Yes, regular loads only return "true" if the instruction itself is removed and srcs to it are replaced, and since the number of instructions is finite, this can only happen a finite number of times. The swizzle created by copy_propagation_transform_load() is indeed removed by the remove_trivial_swizzles() pass, if it is trivial.
In theory the same restriction *should* be what's preventing object
loads from being affected, but that's not really feasible, is it... Object loads don't replace the instruction itself and instead just seek for replacements for their inner derefs, and sometimes these replacement derefs can be the same deref (albeit, naturally coming from a different instruction).
Still, we should have tests for that case. We should also have tests
for assignment-to-self where swizzles are involved, probably including both swizzles that have "loops" (e.g. "var.xy = var.xz") and those that don't (e.g. "var.xy = var.yx"). Okay, I will add some on another branch where I am working with swizzles.
I also feel like there's some way that we should be able to remember
why this only matters for object loads. Maybe we can write a code comment to the effect of the above. But it's also possible that we should be handling this not in copy_propagation_transform_object_load() but rather in copy_propagation_record_store(), even though that requires peeking at the RHS. Not sure about that one. Okay, I will add a comment. Hmm, I can't think of a simple way of solving this in copy_propagation_record_store(), but maybe I haven't thought it enough.
(2) We're going to need to get rid of these assignments anyway,
though.
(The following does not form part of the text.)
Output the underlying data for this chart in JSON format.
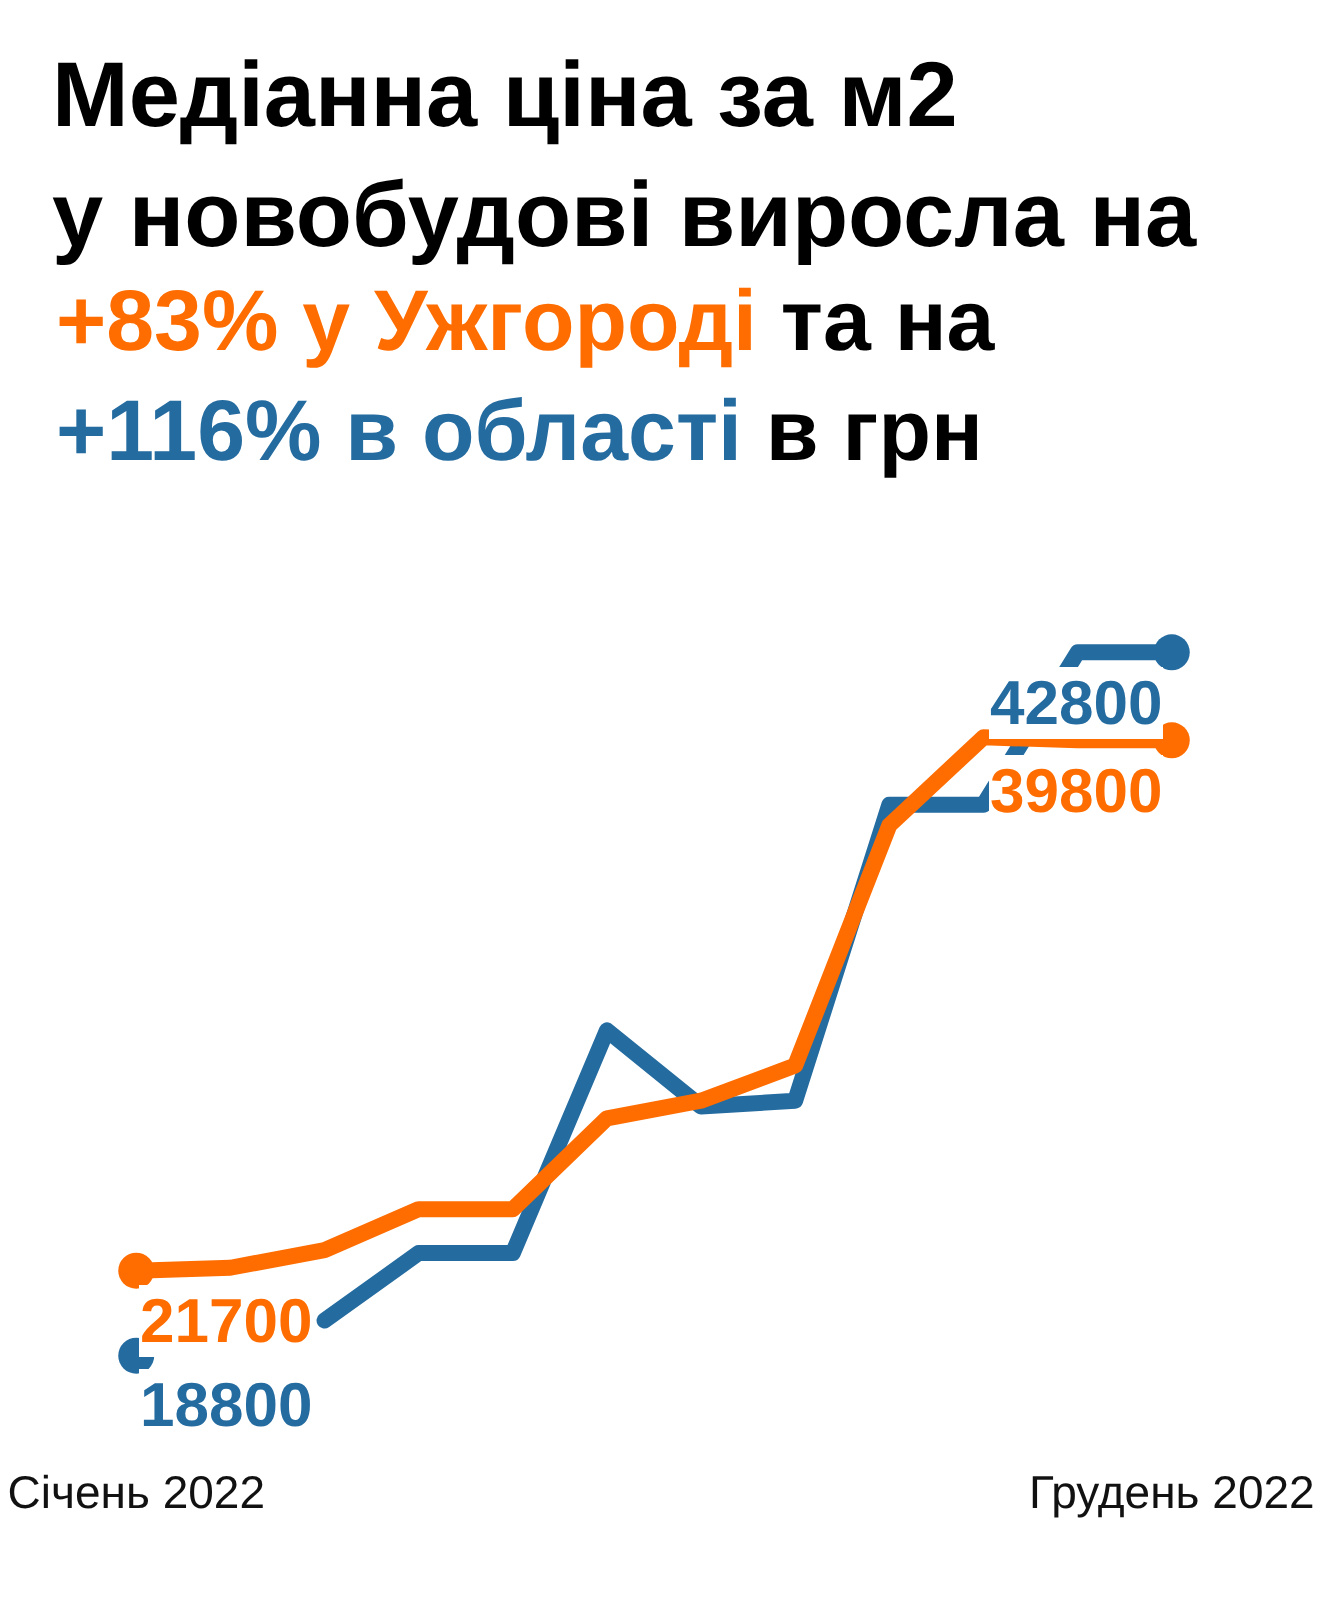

Consider the last test, which still fails—I assume because we're left with object load/stores in the IR and we can't translate those to sm4. The endless loop seems to happen when there are uninitialized objects such as in the first test (or in the second test for now, because we are lacking more support for object components) because copy-prop indeed can't get rid of these assignments. If a shader ends up with references to uninitialized objects it should not compile, but we can only check for those after copy propagation (or we will get false positives), in the `validate_static_object_references` pass. The last test fails for now because it also requires more support for object components; when this patch is added on top of my master6 branch the test passes.
(3) Why does that test require sm5? For that matter, can't we write it
so that it uses a sample rather than a load, and that way it can work on sm1 as well. Only sm >= 5 supports objects as struct members, so I decided to use Load to save it from defining a sampler.
Oh sorry, I skipped this part:
So I'd advocate for doing this in a pass before copy-prop. We don't actually need copy-prop to achieve it, we just want to look for stores whose rhs is a load from the same variable.
Yes, but I am not sure yet if self-assignments are the only way in which the derefs can be equal. The solution proposed by Giovanni could also do the trick if non-static object references are also a requirement for this problem.
We could leave an "assert(!hlsl_derefs_are_equal())" in copy-prop though.
Yes, it would make sense to do this if we use that approach.